If (b) then you were in fact implying some temporal element in the loop theorem.

We've already spent more time on the semantics than is warranted and, again, I suggest we return the burden to the original poster who posed an ill-stated and ambiguous question.

20. Aug 20, 2005

### rbj

i'm glad to read that. then there is no misunderstanding. nowhere did i mention anything about KVL at different times. (by "changing magnetic field" i mean the instantaneous rate of change at some instant of time, what the calculus prof. calls "the derivative".)

i've been very careful (except for saying "when" in a context of an instant of time and "purely electrical", meaning no magnetic component, when i should have said "purely electrostatic"). you said that i implied that this deviation from KVL had something to do with different times or that my explanation had something to do with different times and i never said that. it is you, Tide, that needs to carefully read what the other is saying and not inject something unsaid into it.

only if there is a changing magnetic field and then comparing the potential if there was no movement of the test charge to the resulting potential if the test charge was moved around a closed curve that encircled some of that changing magnetic field. same point in space, same instance of time, but different potentials if you include the magnetic effects. (of course they can't be different if you are only considering electrostatic effects.)

to be more clear, scaler "potential" doesn't have a well-defined meaning in cases other than purely electrostatic. with pure electrostatic situations, there is this unambiguous property of each point in space called its electrical potential and then we can call that electrostatic field a "conservative" field. and if you move a test charge around in that field and move it back to the starting point, no net work is done to it.

but it is not well-defined as a scaler field for situations with changing magnetic fields. you can take a test charge, move it around, return it to the original point (all in an instant of time) and been forced to do a net non-zero amount of work doing it. however if you just left that charge alone at that point (fixed it so it can't move), you would have done no work on it. same situation, identical starting and ending point, but different paths and different amounts of work done. that is not a "conservative field" and KVL will not be valid in that situation.

i never said anything about "different times" (until you brought it up and only to say that i ain't saying anything about "different times"). you are the first (and only) person to bring this up. i am saying something about different circumstances (for comparison purposes). like "compare scenario A at some point in space and some instance of time to scenario B at the same point in space and the same instance of time." that is what is different. i never said anything about different times.
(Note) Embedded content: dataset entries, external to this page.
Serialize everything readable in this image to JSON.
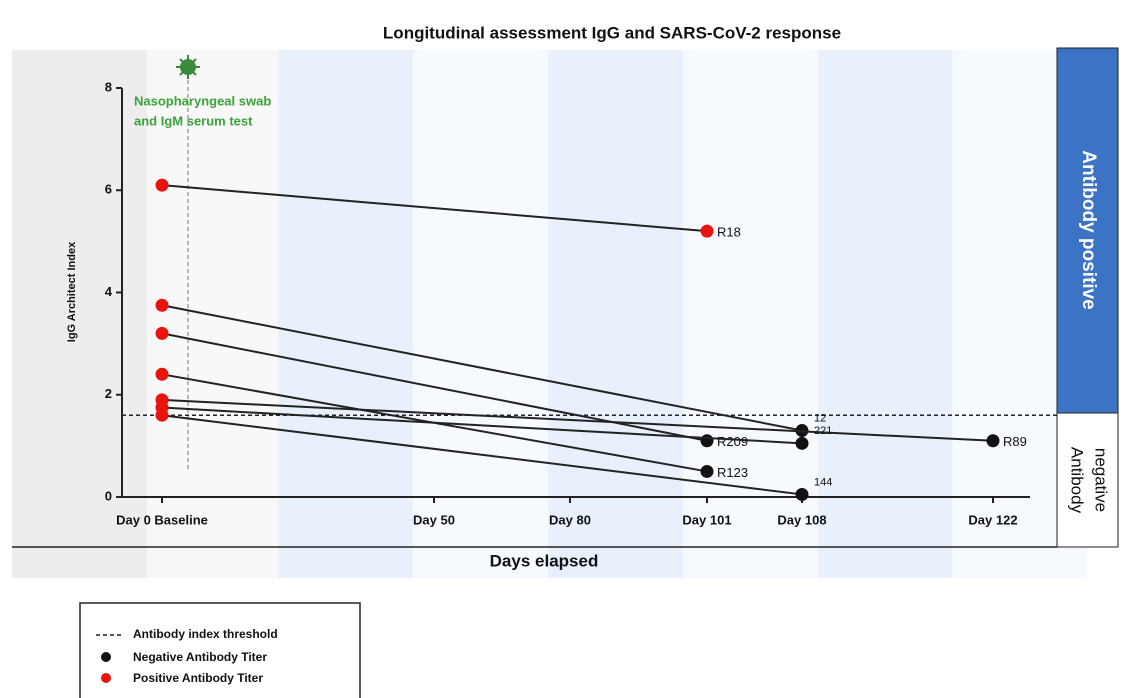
{
  "chart_data": {
    "type": "line",
    "title": "Longitudinal assessment IgG and SARS-CoV-2 response",
    "x_label": "Days elapsed",
    "y_label": "IgG Architect Index",
    "categories": [
      "Day 0 Baseline",
      "Day 50",
      "Day 80",
      "Day 101",
      "Day 108",
      "Day 122"
    ],
    "ylim": [
      0,
      8
    ],
    "yticks": [
      0,
      2,
      4,
      6,
      8
    ],
    "threshold": 1.6,
    "positive_color": "#e8150f",
    "negative_color": "#111111",
    "annotation": [
      "Nasopharyngeal swab",
      "and IgM serum test"
    ],
    "annotation_color": "#3aa33a",
    "zones": {
      "positive": "Antibody positive",
      "negative": [
        "Antibody",
        "negative"
      ]
    },
    "legend": [
      "Antibody index threshold",
      "Negative Antibody Titer",
      "Positive Antibody Titer"
    ],
    "series": [
      {
        "name": "R18",
        "color": "#222222",
        "values": [
          6.1,
          null,
          null,
          5.2,
          null,
          null
        ]
      },
      {
        "name": "12",
        "color": "#222222",
        "values": [
          3.75,
          null,
          null,
          null,
          1.3,
          null
        ]
      },
      {
        "name": "R209",
        "color": "#222222",
        "values": [
          3.2,
          null,
          null,
          1.1,
          null,
          null
        ]
      },
      {
        "name": "R123",
        "color": "#222222",
        "values": [
          2.4,
          null,
          null,
          0.5,
          null,
          null
        ]
      },
      {
        "name": "R89",
        "color": "#222222",
        "values": [
          1.9,
          null,
          null,
          null,
          null,
          1.1
        ]
      },
      {
        "name": "221",
        "color": "#222222",
        "values": [
          1.75,
          null,
          null,
          null,
          1.05,
          null
        ]
      },
      {
        "name": "144",
        "color": "#222222",
        "values": [
          1.6,
          null,
          null,
          null,
          0.05,
          null
        ]
      }
    ]
  }
}
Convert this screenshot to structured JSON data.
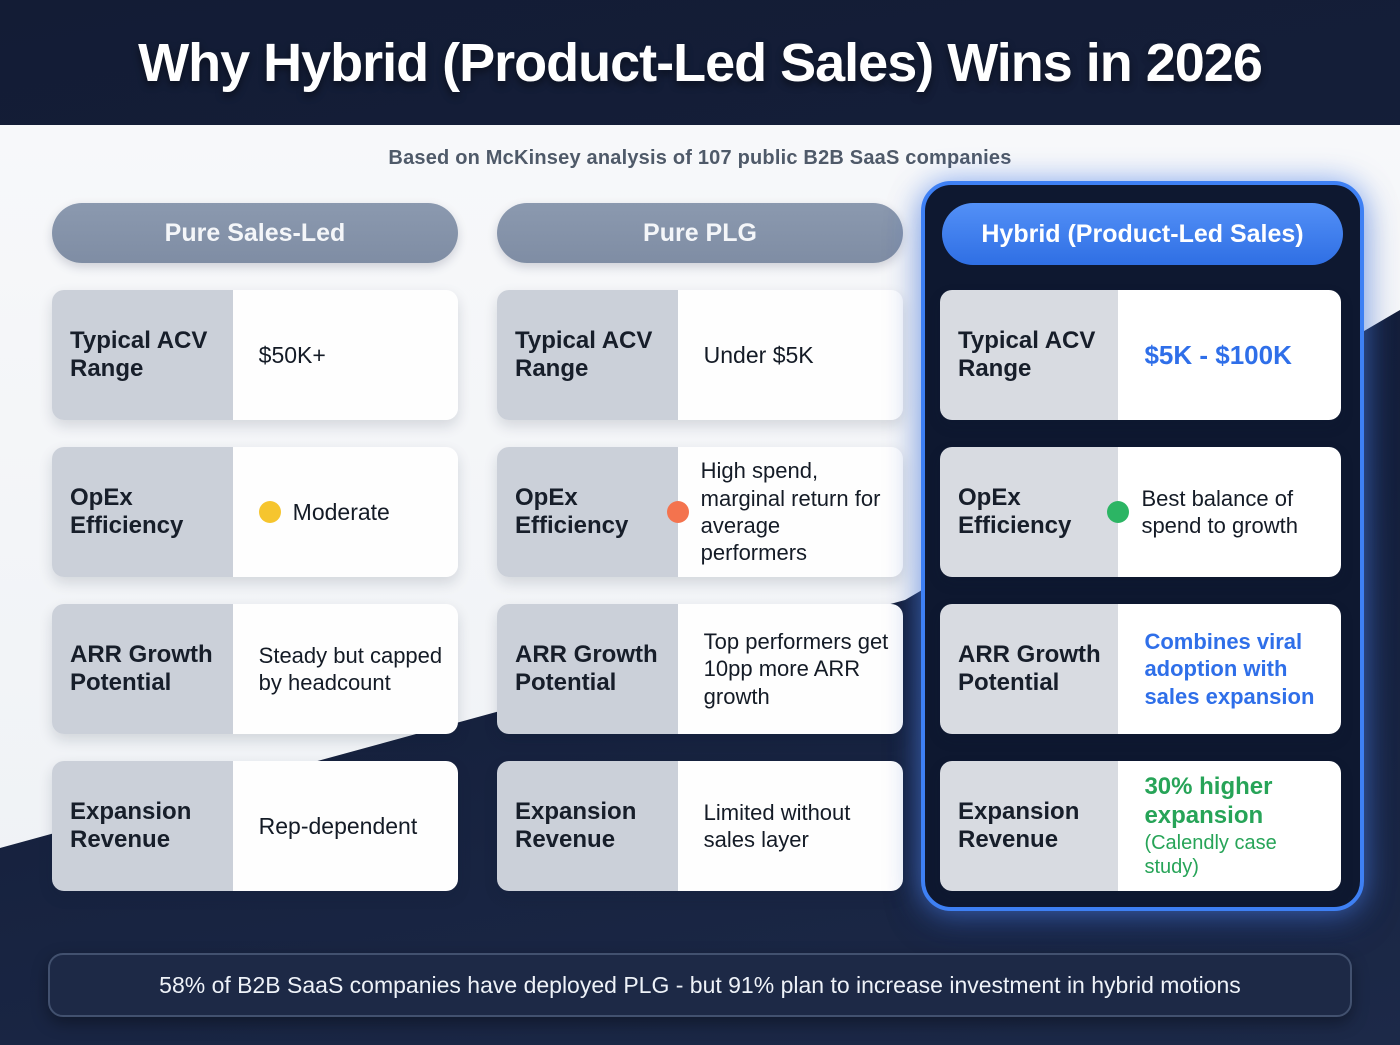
{
  "page": {
    "title": "Why Hybrid (Product-Led Sales) Wins in 2026",
    "subtitle": "Based on McKinsey analysis of 107 public B2B SaaS companies",
    "footer": "58% of B2B SaaS companies have deployed PLG - but 91% plan to increase investment in hybrid motions"
  },
  "colors": {
    "background_dark_navy": "#141e38",
    "background_light": "#f1f3f7",
    "column_pill_gray": "#8695ad",
    "card_label_gray": "#cbd0d9",
    "card_label_gray_hybrid": "#d8dbe1",
    "card_value_white": "#fefefe",
    "hybrid_panel_bg": "#0e1830",
    "hybrid_border_blue": "#3e80f4",
    "hybrid_pill_blue": "#3f80f2",
    "accent_blue_text": "#2f6fe9",
    "accent_green_text": "#27a458",
    "dot_yellow": "#f6c52e",
    "dot_orange": "#f4734e",
    "dot_green": "#2cb564",
    "footer_bg": "#1d2946",
    "footer_border": "#42516f"
  },
  "columns": [
    {
      "header": "Pure Sales-Led",
      "highlighted": false,
      "rows": [
        {
          "label": "Typical ACV Range",
          "value": "$50K+"
        },
        {
          "label": "OpEx Efficiency",
          "value": "Moderate",
          "dot": "yellow",
          "dot_color": "#f6c52e"
        },
        {
          "label": "ARR Growth Potential",
          "value": "Steady but capped by headcount"
        },
        {
          "label": "Expansion Revenue",
          "value": "Rep-dependent"
        }
      ]
    },
    {
      "header": "Pure PLG",
      "highlighted": false,
      "rows": [
        {
          "label": "Typical ACV Range",
          "value": "Under $5K"
        },
        {
          "label": "OpEx Efficiency",
          "value": "High spend, marginal return for average performers",
          "dot": "orange",
          "dot_color": "#f4734e"
        },
        {
          "label": "ARR Growth Potential",
          "value": "Top performers get 10pp more ARR growth"
        },
        {
          "label": "Expansion Revenue",
          "value": "Limited without sales layer"
        }
      ]
    },
    {
      "header": "Hybrid (Product-Led Sales)",
      "highlighted": true,
      "rows": [
        {
          "label": "Typical ACV Range",
          "value": "$5K - $100K",
          "value_color": "#2f6fe9"
        },
        {
          "label": "OpEx Efficiency",
          "value": "Best balance of spend to growth",
          "dot": "green",
          "dot_color": "#2cb564"
        },
        {
          "label": "ARR Growth Potential",
          "value": "Combines viral adoption with sales expansion",
          "value_color": "#2f6fe9"
        },
        {
          "label": "Expansion Revenue",
          "value": "30% higher expansion",
          "note": "(Calendly case study)",
          "value_color": "#27a458"
        }
      ]
    }
  ]
}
ah! now you said something meaningful that we can talk about. i respectfully disagree with what you say here (it's not "nonphysical" at all, perhaps a nonconservative field, but certainly not nonphysical). and i have stated my alternative above. this might be something tangible to argue about. maybe not.

no, only you are.

fine by me. (it wasn't just semantics. you made a factual statement, i said i never implied otherwise, then you made another factual statement saying that i did imply otherwise which was not true.)